A teraz już coś z innej bajki . Film szwedzkiego reżysera Ostlunda " W trójkącie " laureat zeszłorocznej Złotej Palmy w Cannes. Pamiętam jego poprzedni także nagradzany film " The Squere " . W tamtym obrazie reżyser rozprawiał się i szydził z środowisk artystowskich , instytucji sztuki współczesnej , krytyki sztuki. Obecny film zajmuje się celebrytami, kapitalizmem , kapitalistami i nierównościami we współczesnym społeczeństwie . Polski tytuł jest trochę mylący bo sugeruje jakiś trójkąt małżeński a ten oryginalny w tłumaczeniu znaczy trójkąt smutku. Miejsce na twarzy , pomiędzy oczami co ma znaczenie w fotografice. Znaczenie tego terminu nabiera mocy w trakcie oglądania filmu. Bo jest to obraz części  naszego społeczeństwa , celebrytów, bogaczy , ludzi nieprzyzwoicie bogatych ale i innych warstw społecznych . Tych którzy ,którzy dla nich pracują , usługują im . Bo akcja filmu w znacznej części rozgrywa się na luksusowym jachcie , czyli jakby pomieszczeniu zamkniętym gdy miejsce w strukturze społecznej determinuje miejsce na statku ( pokład, kajuty, kuchnia, maszynownia ). To jakby miniatura czy symbolicznie ukazanie współczesnego społeczeństwa kapitalistycznego i nierówności społecznych. Poszczególne postacie ukazane są szkicowo , może nawet jednowymiarowo . Mamy więc parę młodych celebrytów , rosyjskich bogaczy, milionerów zarabiających na produkcji broni, tajemniczych operacjach finansowych , programach komputerowych . A z drugiej strony usługujących im Arabów i Filipińczyków . Wszystkie postacie ukazane są groteskowo , w sposób przerysowany, w krzywym zwierciadle , kabaretowo bo ten film to czarna komedia . Zjadliwa satyra , zwariowana komedia momentami w stylu Monty Pythonów ( skecz z listkiem mięty ) , po prostu śmieszna. Amerykański kapitan jest marksistą a rosyjski oligarcha kapitalistą . Odwołująca się do tradycji katastroficznej ( Titanic ) czy Robinsona Crusoe i Piętaszka . Film ma dobre tempo i dobrze się ogląda ale ostatnia sekwencja ( na wyspie ) wychodzi niestety blado. To już staje się przewidywalne , schematyczne jakby reżyserowi zabrakło pomysłu . I jest trochę za długo. Ale w sumie dobre ,inteligentne kino.

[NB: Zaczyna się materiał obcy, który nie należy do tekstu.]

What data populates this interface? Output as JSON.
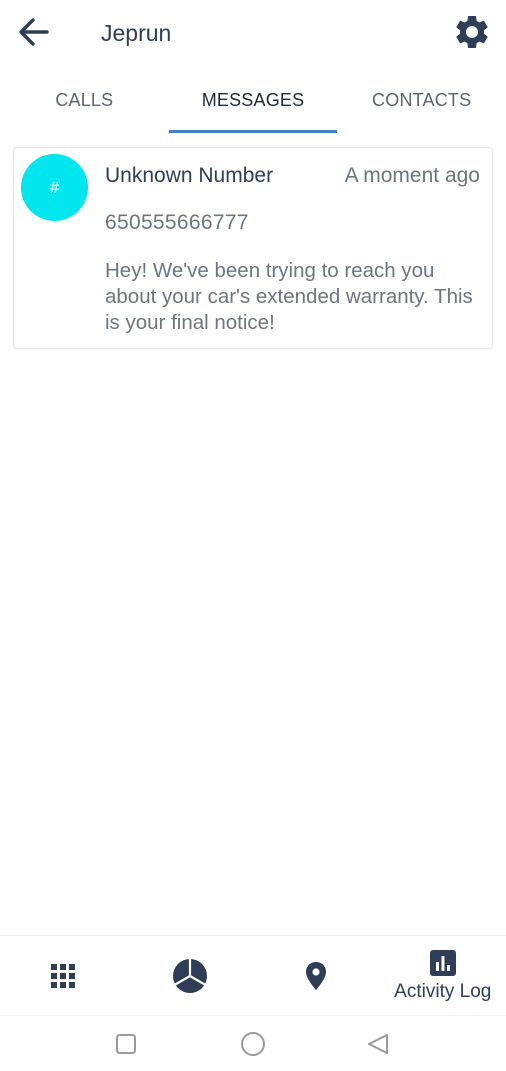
{
  "header": {
    "title": "Jeprun",
    "back_icon": "arrow-left-icon",
    "settings_icon": "gear-icon"
  },
  "tabs": [
    {
      "label": "CALLS",
      "active": false
    },
    {
      "label": "MESSAGES",
      "active": true
    },
    {
      "label": "CONTACTS",
      "active": false
    }
  ],
  "messages": [
    {
      "avatar_text": "#",
      "sender": "Unknown Number",
      "time": "A moment ago",
      "number": "650555666777",
      "body": "Hey! We've been trying to reach you about your car's extended warranty. This is your final notice!"
    }
  ],
  "bottom_nav": [
    {
      "icon": "dialpad-icon",
      "label": ""
    },
    {
      "icon": "pie-chart-icon",
      "label": ""
    },
    {
      "icon": "location-pin-icon",
      "label": ""
    },
    {
      "icon": "bar-chart-icon",
      "label": "Activity Log"
    }
  ],
  "colors": {
    "accent": "#3b82c4",
    "avatar": "#00e5ee",
    "text_primary": "#2f3e56",
    "text_secondary": "#6e7580"
  }
}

Edytowane przez wojciech iwaszczukiewicz

Trójkąt - poza fajnym prologiem z „radosnymi” i „gniewnymi” markami to taniocha niemiłosierna. Facet dostał drugi raz Złotą Palmę bo robi filmy pod generyczny gust aktualnego kuratora tej canneńskiej tancbudy. Kiedy ostatnio jakiś dobry film dostał badyla?

Kiedyś powstawały filmy takie jak „Wielkie żarcie” które wprost atakowały widza, który na te filmy przychodził a nie postaci z kreskówek udające ruskich bogaczy. Rzyganko 40 lat po Monty Pythonie? Suchary o dystyngowanych emerytach sprzedających miny przeciwpiechotne? Metafora statku z pijanym kapitanem? Gdyby na jachcie pojawił się Rafał Pacześ ze swoim „je…ać biedę” to byłby to najbardziej szokujący fragment filmu.

Akurat aktor grający tego Ruska gra teraz bałkańskiego gangstera w nowym serialu Nicolasa Refna na Netflixie. Też nie jest to do końca udana produkcja - ale polecam jako remedium na ten rozpaczliwy marketing. Wymowa Copenhagen Cowboy jest feministyczna - więc wszystko zostaje w rodzinie.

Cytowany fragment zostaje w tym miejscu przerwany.